First, Churchill’s logic is limited to ‘forms that have been tried‘, a minuscule set to be sure.

Next, perhaps he is talking a position of not letting perfection be the enemy of the good. Except there is no one seeking perfection. The question is: what is good enough? Is Democracy in and of itself good enough? And it doesn’t end there, are there systems—even theoretically—better than democracy? And then, how might these systems fair when humans populate the model?

The problem is a systems thinking optimisation problem—and then there’s the question of what democracy is attempting to optimise. Clearly, this is a multifactor model, so what outputs are being optimised?
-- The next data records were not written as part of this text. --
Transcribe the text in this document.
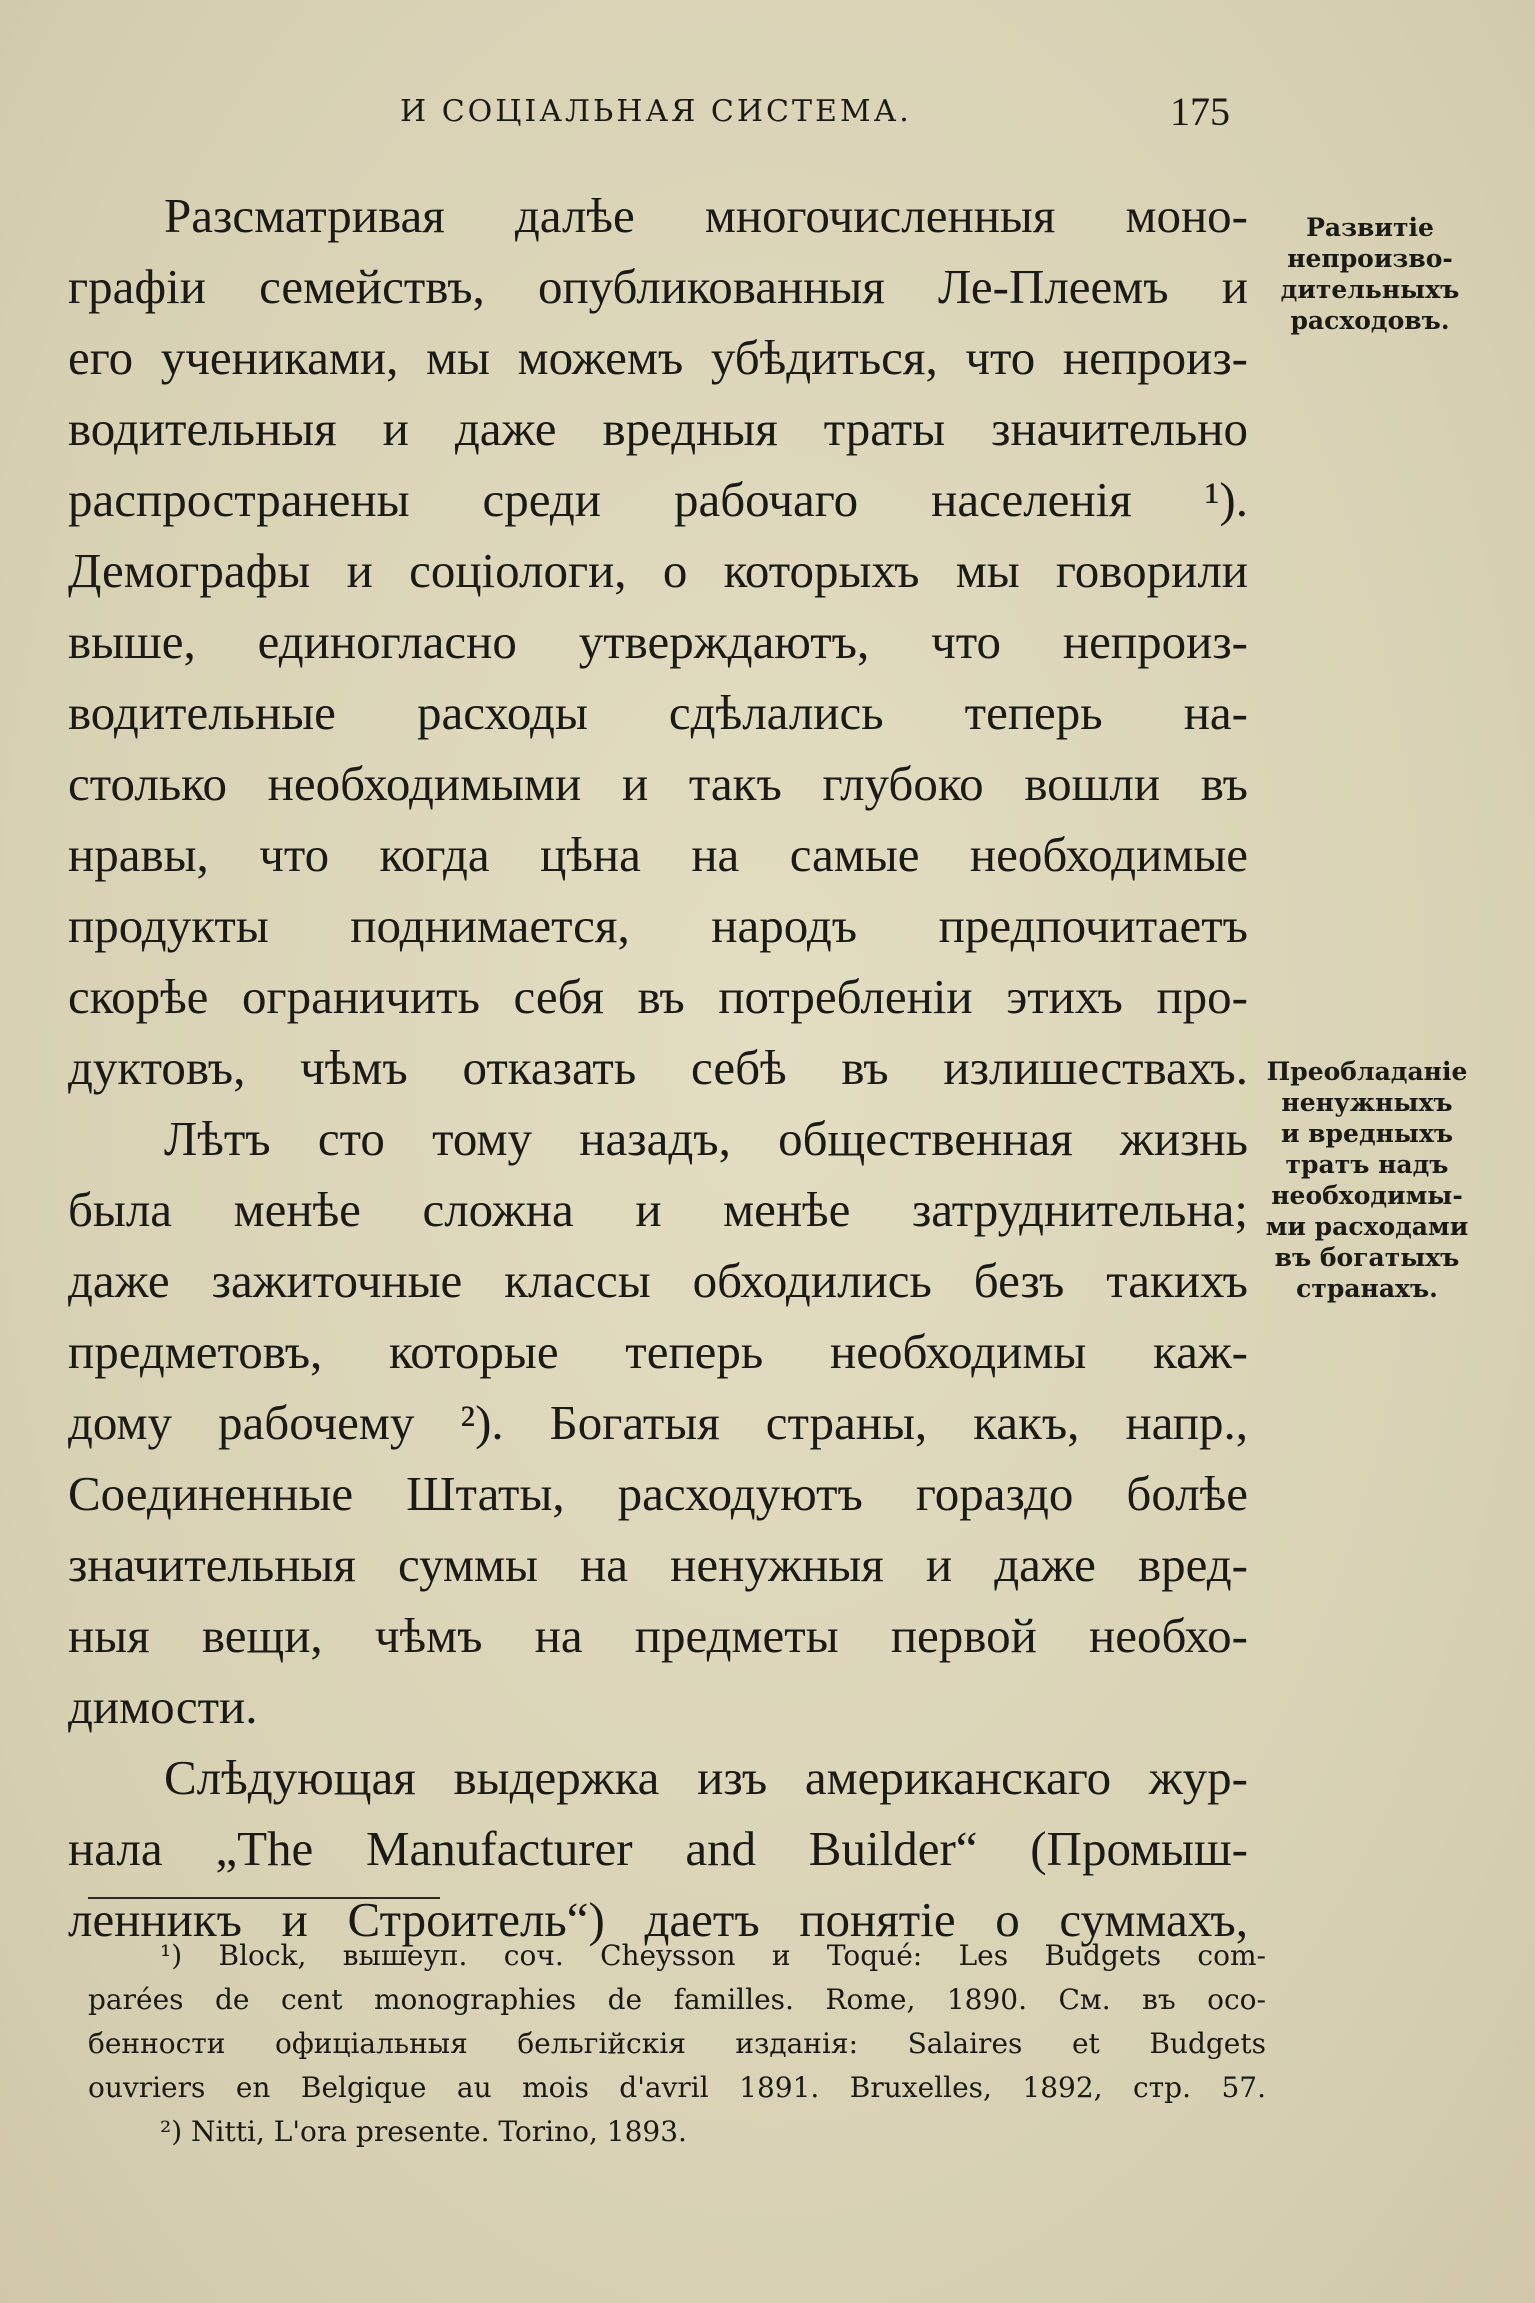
И СОЦІАЛЬНАЯ СИСТЕМА.	175
Разсматривая далѣе многочисленныя моно-
графіи семействъ, опубликованныя Ле-Плеемъ и
его учениками, мы можемъ убѣдиться, что непроиз-
водительныя и даже вредныя траты значительно
распространены среди рабочаго населенія ¹).
Демографы и соціологи, о которыхъ мы говорили
выше, единогласно утверждаютъ, что непроиз-
водительные расходы сдѣлались теперь на-
столько необходимыми и такъ глубоко вошли въ
нравы, что когда цѣна на самые необходимые
продукты поднимается, народъ предпочитаетъ
скорѣе ограничить себя въ потребленіи этихъ про-
дуктовъ, чѣмъ отказать себѣ въ излишествахъ.
Лѣтъ сто тому назадъ, общественная жизнь
была менѣе сложна и менѣе затруднительна;
даже зажиточные классы обходились безъ такихъ
предметовъ, которые теперь необходимы каж-
дому рабочему ²). Богатыя страны, какъ, напр.,
Соединенные Штаты, расходуютъ гораздо болѣе
значительныя суммы на ненужныя и даже вред-
ныя вещи, чѣмъ на предметы первой необхо-
димости.
Слѣдующая выдержка изъ американскаго жур-
нала „The Manufacturer and Builder“ (Промыш-
ленникъ и Строитель“) даетъ понятіе о суммахъ,
Развитіе
непроизво-
дительныхъ
расходовъ.
Преобладаніе
ненужныхъ
и вредныхъ
тратъ надъ
необходимы-
ми расходами
въ богатыхъ
странахъ.
¹) Block, вышеуп. соч. Cheysson и Toqué: Les Budgets com-
parées de cent monographies de familles. Rome, 1890. См. въ осо-
бенности офиціальныя бельгійскія изданія: Salaires et Budgets
ouvriers en Belgique au mois d'avril 1891. Bruxelles, 1892, стр. 57.
²) Nitti, L'ora presente. Torino, 1893.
It’s not likely that this would be a steady state model, and much of this relies on an unstable preference theory, so what is optimal today might no longer be optimal tomorrow—or in ten minutes.
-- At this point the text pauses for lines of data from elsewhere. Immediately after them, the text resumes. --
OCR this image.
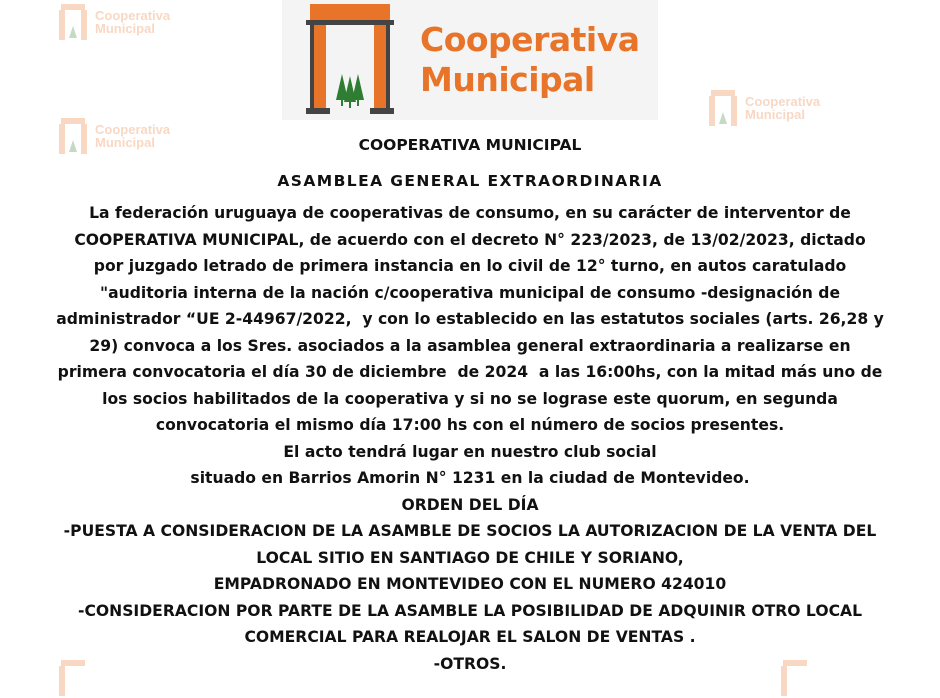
Cooperativa
Municipal
Cooperativa
Municipal
Cooperativa
Municipal
Cooperativa
Municipal

COOPERATIVA MUNICIPAL

ASAMBLEA GENERAL EXTRAORDINARIA

La federación uruguaya de cooperativas de consumo, en su carácter de interventor de

COOPERATIVA MUNICIPAL, de acuerdo con el decreto N° 223/2023, de 13/02/2023, dictado

por juzgado letrado de primera instancia en lo civil de 12° turno, en autos caratulado

"auditoria interna de la nación c/cooperativa municipal de consumo -designación de

administrador “UE 2-44967/2022,  y con lo establecido en las estatutos sociales (arts. 26,28 y

29) convoca a los Sres. asociados a la asamblea general extraordinaria a realizarse en

primera convocatoria el día 30 de diciembre  de 2024  a las 16:00hs, con la mitad más uno de

los socios habilitados de la cooperativa y si no se lograse este quorum, en segunda

convocatoria el mismo día 17:00 hs con el número de socios presentes.

El acto tendrá lugar en nuestro club social

situado en Barrios Amorin N° 1231 en la ciudad de Montevideo.

ORDEN DEL DÍA

-PUESTA A CONSIDERACION DE LA ASAMBLE DE SOCIOS LA AUTORIZACION DE LA VENTA DEL

LOCAL SITIO EN SANTIAGO DE CHILE Y SORIANO,

EMPADRONADO EN MONTEVIDEO CON EL NUMERO 424010

-CONSIDERACION POR PARTE DE LA ASAMBLE LA POSIBILIDAD DE ADQUINIR OTRO LOCAL

COMERCIAL PARA REALOJAR EL SALON DE VENTAS .

-OTROS.
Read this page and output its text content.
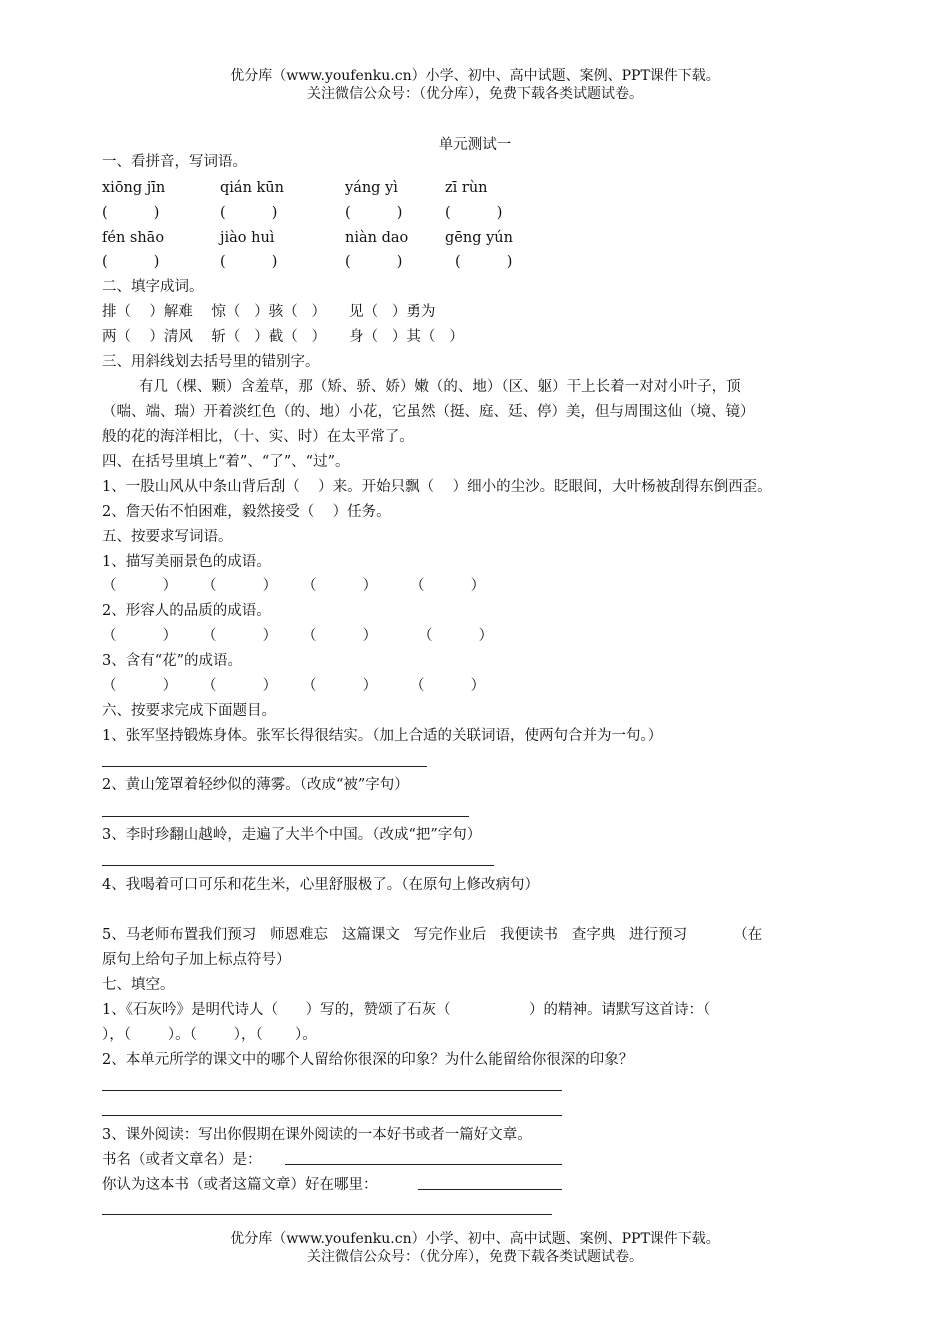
优分库（www.youfenku.cn）小学、初中、高中试题、案例、PPT课件下载。
关注微信公众号：（优分库），免费下载各类试题试卷。
单元测试一
一、看拼音，写词语。
xiōng jīn	qián kūn	yáng yì	zī rùn
(          )	(          )	(          )	(          )
fén shāo	jiào huì	niàn dao	gēng yún
(          )	(          )	(          )	(          )
二、填字成词。
排（    ）解难    惊（   ）骇（   ）     见（   ）勇为
两（    ）清风    斩（   ）截（   ）     身（   ）其（   ）
三、用斜线划去括号里的错别字。
有几（棵、颗）含羞草，那（矫、骄、娇）嫩（的、地）（区、躯）干上长着一对对小叶子，顶
（喘、端、瑞）开着淡红色（的、地）小花，它虽然（挺、庭、廷、停）美，但与周围这仙（境、镜）
般的花的海洋相比，（十、实、时）在太平常了。
四、在括号里填上“着”、“了”、“过”。
1、一股山风从中条山背后刮（    ）来。开始只飘（    ）细小的尘沙。眨眼间，大叶杨被刮得东倒西歪。
2、詹天佑不怕困难，毅然接受（    ）任务。
五、按要求写词语。
1、描写美丽景色的成语。
（          ） （          ） （          ） （          ）
2、形容人的品质的成语。
（          ） （          ） （          ）	（          ）
3、含有“花”的成语。
（          ） （          ） （          ） （          ）
六、按要求完成下面题目。
1、张军坚持锻炼身体。张军长得很结实。（加上合适的关联词语，使两句合并为一句。）
2、黄山笼罩着轻纱似的薄雾。（改成“被”字句）
3、李时珍翻山越岭，走遍了大半个中国。（改成“把”字句）
4、我喝着可口可乐和花生米，心里舒服极了。（在原句上修改病句）
5、马老师布置我们预习   师恩难忘   这篇课文   写完作业后   我便读书   查字典   进行预习          （在
原句上给句子加上标点符号）
七、填空。
1、《石灰吟》是明代诗人（      ）写的，赞颂了石灰（                 ）的精神。请默写这首诗：（
），（        ）。（        ），（       ）。
2、本单元所学的课文中的哪个人留给你很深的印象？为什么能留给你很深的印象？
3、课外阅读：写出你假期在课外阅读的一本好书或者一篇好文章。
书名（或者文章名）是：
你认为这本书（或者这篇文章）好在哪里：
优分库（www.youfenku.cn）小学、初中、高中试题、案例、PPT课件下载。
关注微信公众号：（优分库），免费下载各类试题试卷。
how does one optimise a heterogeneous model?

As anyone who follows me know, I have a problem with the notion of progress as well, so participants can vote on various definitions of progress and various initiates toward that end, and, of course, other participants would prefer the comfort zone of the nostalgic and familiar instead. So, how does one optimise a heterogeneous model?

In the business world or entertainment, we are all familiar with the concept of death by committee, the slow deliberative process that mostly yields diluted results—results that might make the participants feel that they had a voice (perhaps), but—that would be ineffectual.

I am not eschewing coöperation.

I am not eschewing coöperation. I’m of the age where the Beatles were a big influence on me—and the Rolling Stones—, so I cherish the partnerships of Lennon-McCartney and Jagger-Richards. Their solo material paled miserably. The collaboration was synergetic. But there is a reason Ringo and Charlie were not asked to participate in the song-writing process. Their inputs would not have improved the output. Even imagine listening to an album of Ringo tunes: Act Naturally, Yellow Submarine, Octopuses Garden, What Goes On, Don’t Pass Me By, and Boys? Really? Right? And he only contributed to two of these anyway, save for lending his vocal instrument.

consider the concept of diminishing marginal returns

As I continue down this stream of consciousness, I consider the concept of diminishing marginal returns. So, even if there were a democratic system that could theoretically be optimised, it would have to face the human factor—and that would be subject to the diminishing marginal return of knowledge and information—, as we’d go down the participation pool from highly knowledgeable to low-information voters. And this doesn’t even address vested interests and conflicts of interest. It doesn’t even touch on the point that people are predictably irrational.

Plato’s Republic, in all of its elitist glory, offered a solution for this—aside from the philosopher-leader: a republic of the meritorious and virtuous (as if these were meaningful or measurable concepts). At least we wouldn’t be scraping the bottom of the barrel—or would we be?

merit being honed is how to gain and exert power and political competency

The problem with Plato’s meritocratic approach is that the merit being honed is how to gain and exert power and political competency—how to play the game of politics. And notion of virtue was nothing more than a façade, so rhetoric and the decorum of appearance is all that matters in this model.

Clearly, this stream is coming to an end, so I’ll disembark here and reembark later.